Enhanced Multi-objective Optimization Model for Bridge Performance
Assessment and Prediction, Based on Improved PCA, K-means Clustering,
and Kaplan-Meier Survival Algorithm
Abstract
The research proposes a hybrid algorithm model that combines
model-driven and data-driven approaches for the direct application of
bridge health monitoring technology in bridge management. This
comprehensive study encompasses a series of analytical techniques and
methodologies to build a multi-objective optimization model for bridge
performance assessment and prediction. It focuses on the processing of
multi-source heterogeneous data, selection of key sub-parameters using
Principal Component Analysis (PCA), enhanced K-means clustering
analysis, determination of structural component target thresholds,
time-dependent survival probability analysis, regression fitting, and
timing prediction of the bridge system for both the components of
double-layer truss arch bridge and the bridge system. The initial phase
of the study concentrates on the diversification and decentralization of
monitored data from various sources, integrating and cleaning data
obtained from different sources to ensure data quality and consistency.
PCA technique is applied to identify key sub-parameters that have
significant impacts on the performance of structural components.

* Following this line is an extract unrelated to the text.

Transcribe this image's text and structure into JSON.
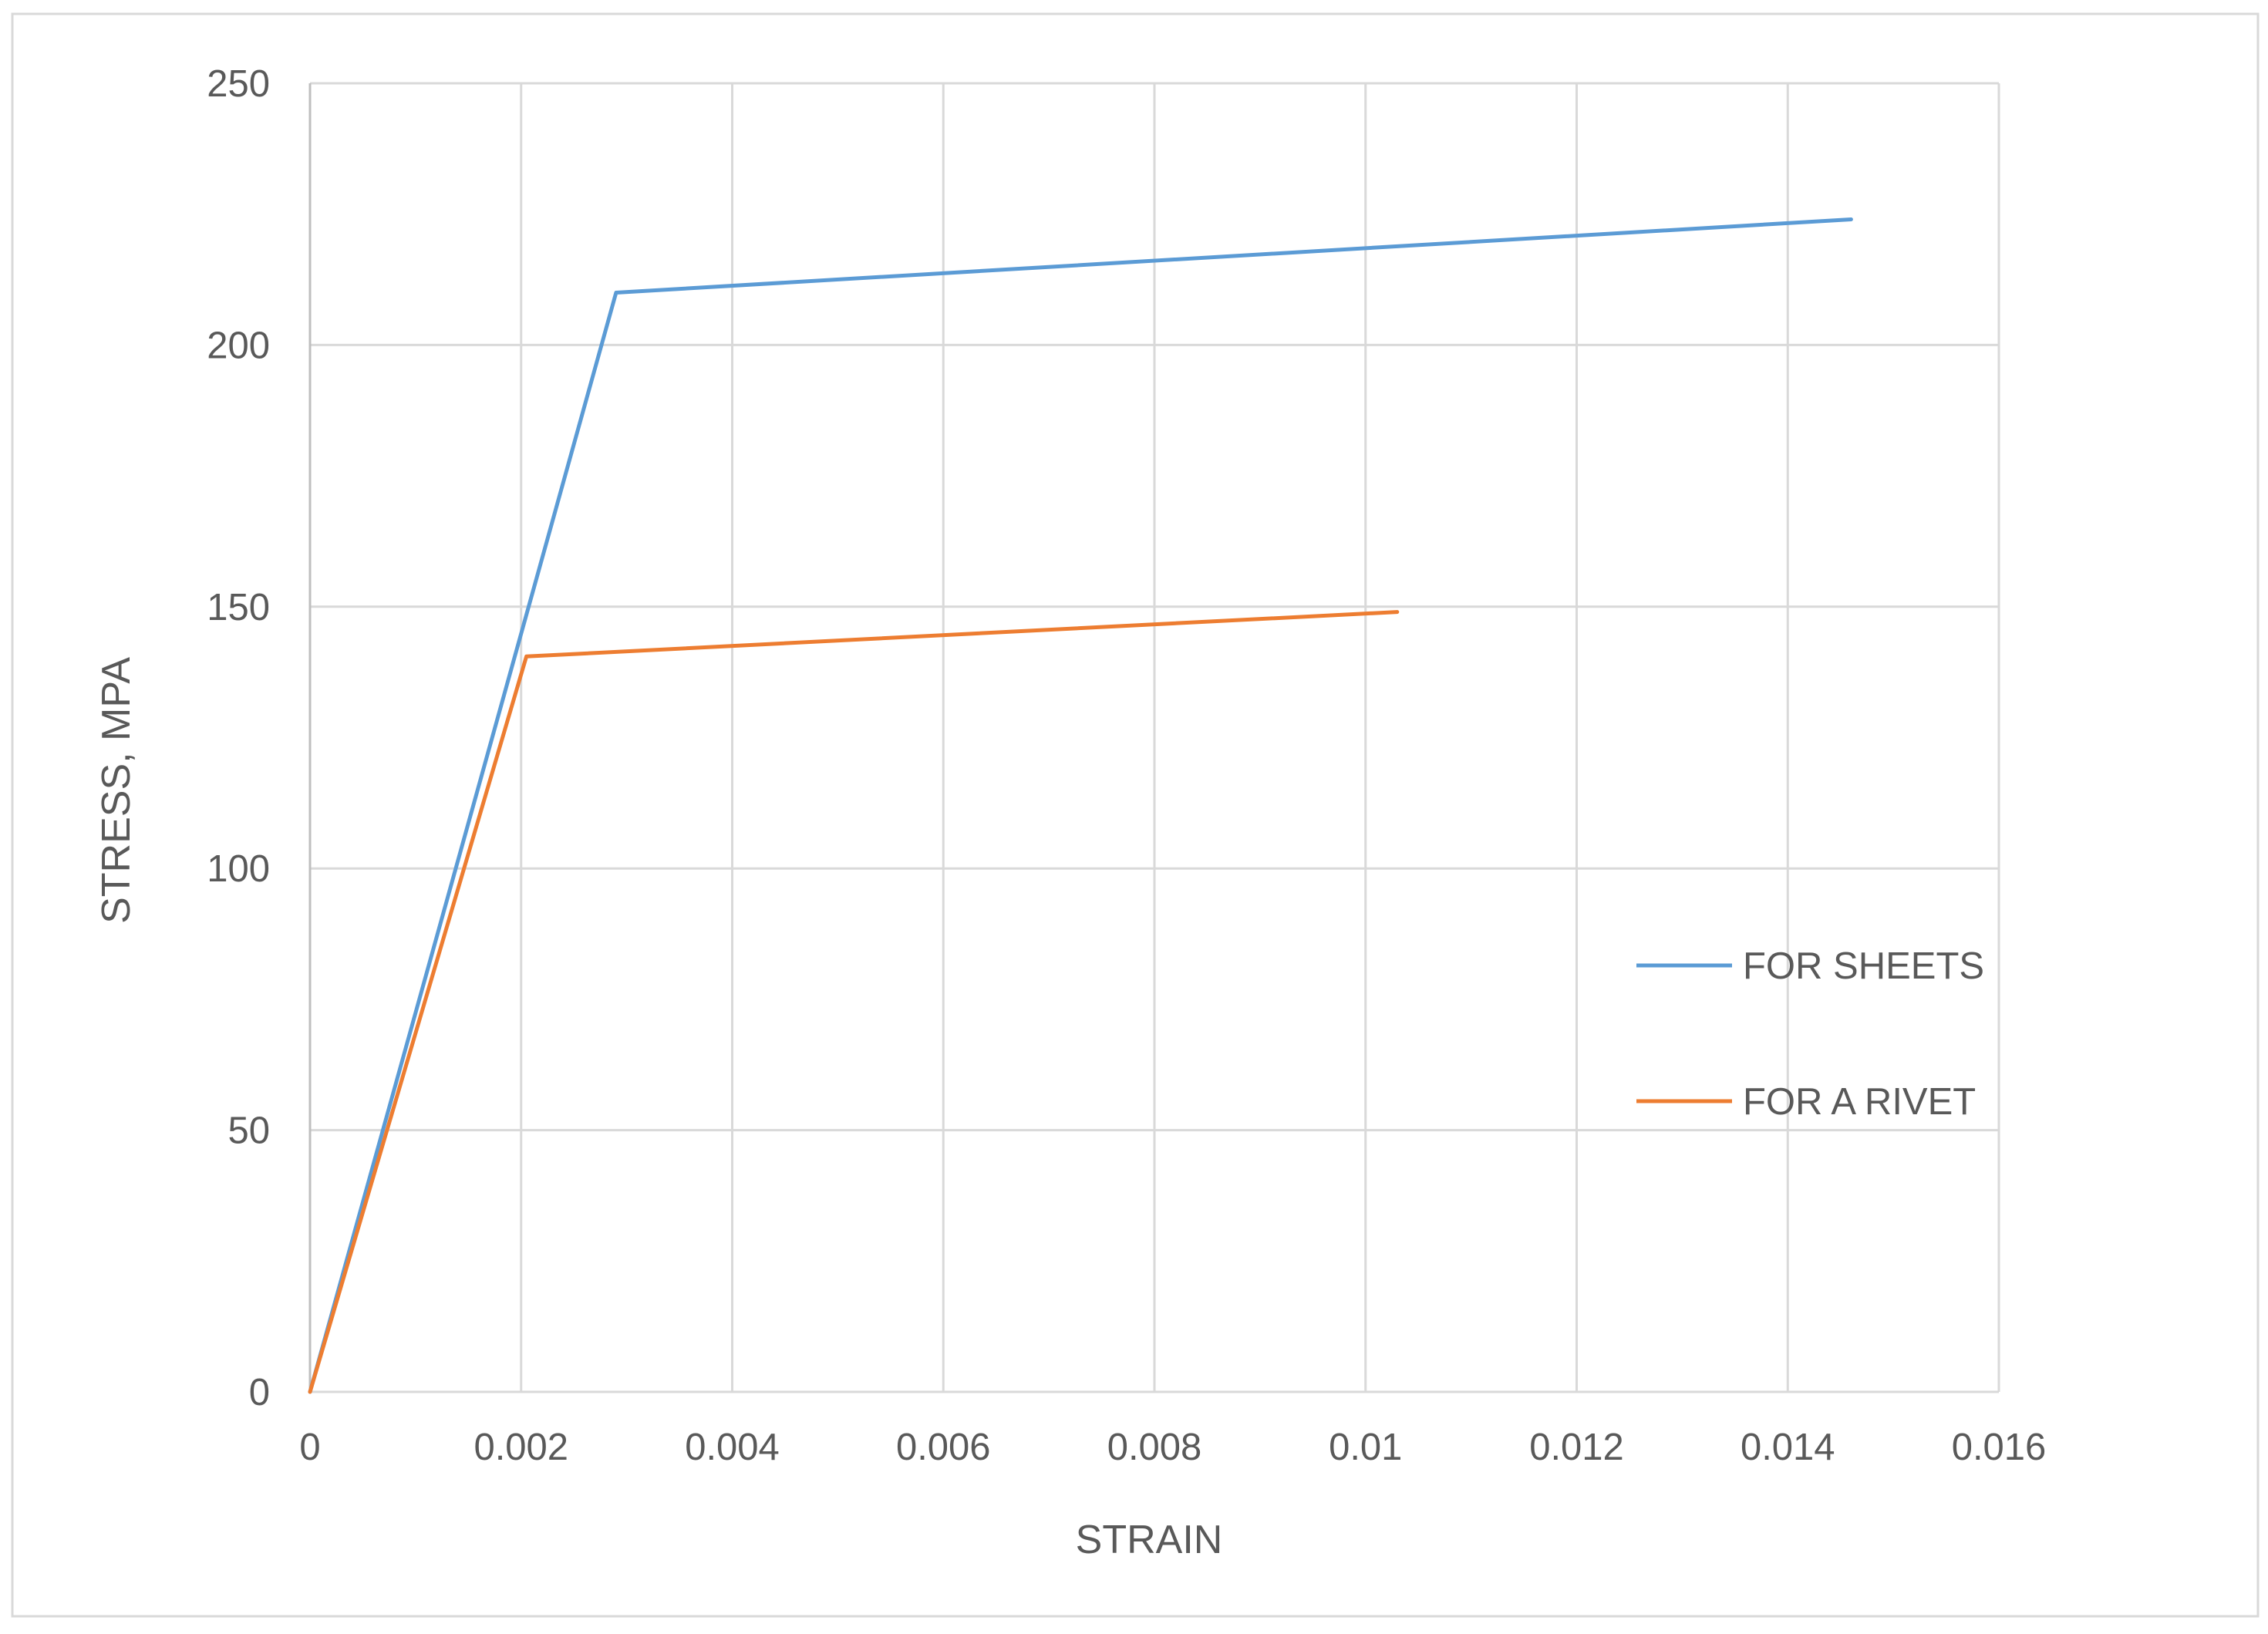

Enhanced K-means clustering analysis is carried out to effectively group
and classify the identified key sub-parameters. Numerical simulations,
including structural nonlinear analysis, are conducted to determine the
target thresholds of bridge structure, providing important benchmarks
for performance evaluation. Finally, a multi-parameter regression model
is used to evaluate and update the performance of the bridge structure,
taking into account survival probability (using the Kaplan-Meier
method), maintenance history, and material deterioration to estimate the
most critical time for the bridge system. A case study is conducted to
validate the suggested comprehensive algorithms for a double-layer truss
arch combination bridge, which contributes to enhancing performance
evaluation and predicting the most critical time for structural
components and the bridge system in the bridge management and
maintenance practices. It should not be ignored that, the accuracy and
reasonability of bridge structure system performance evaluation and
prediction depend largely on the selection of target thresholds.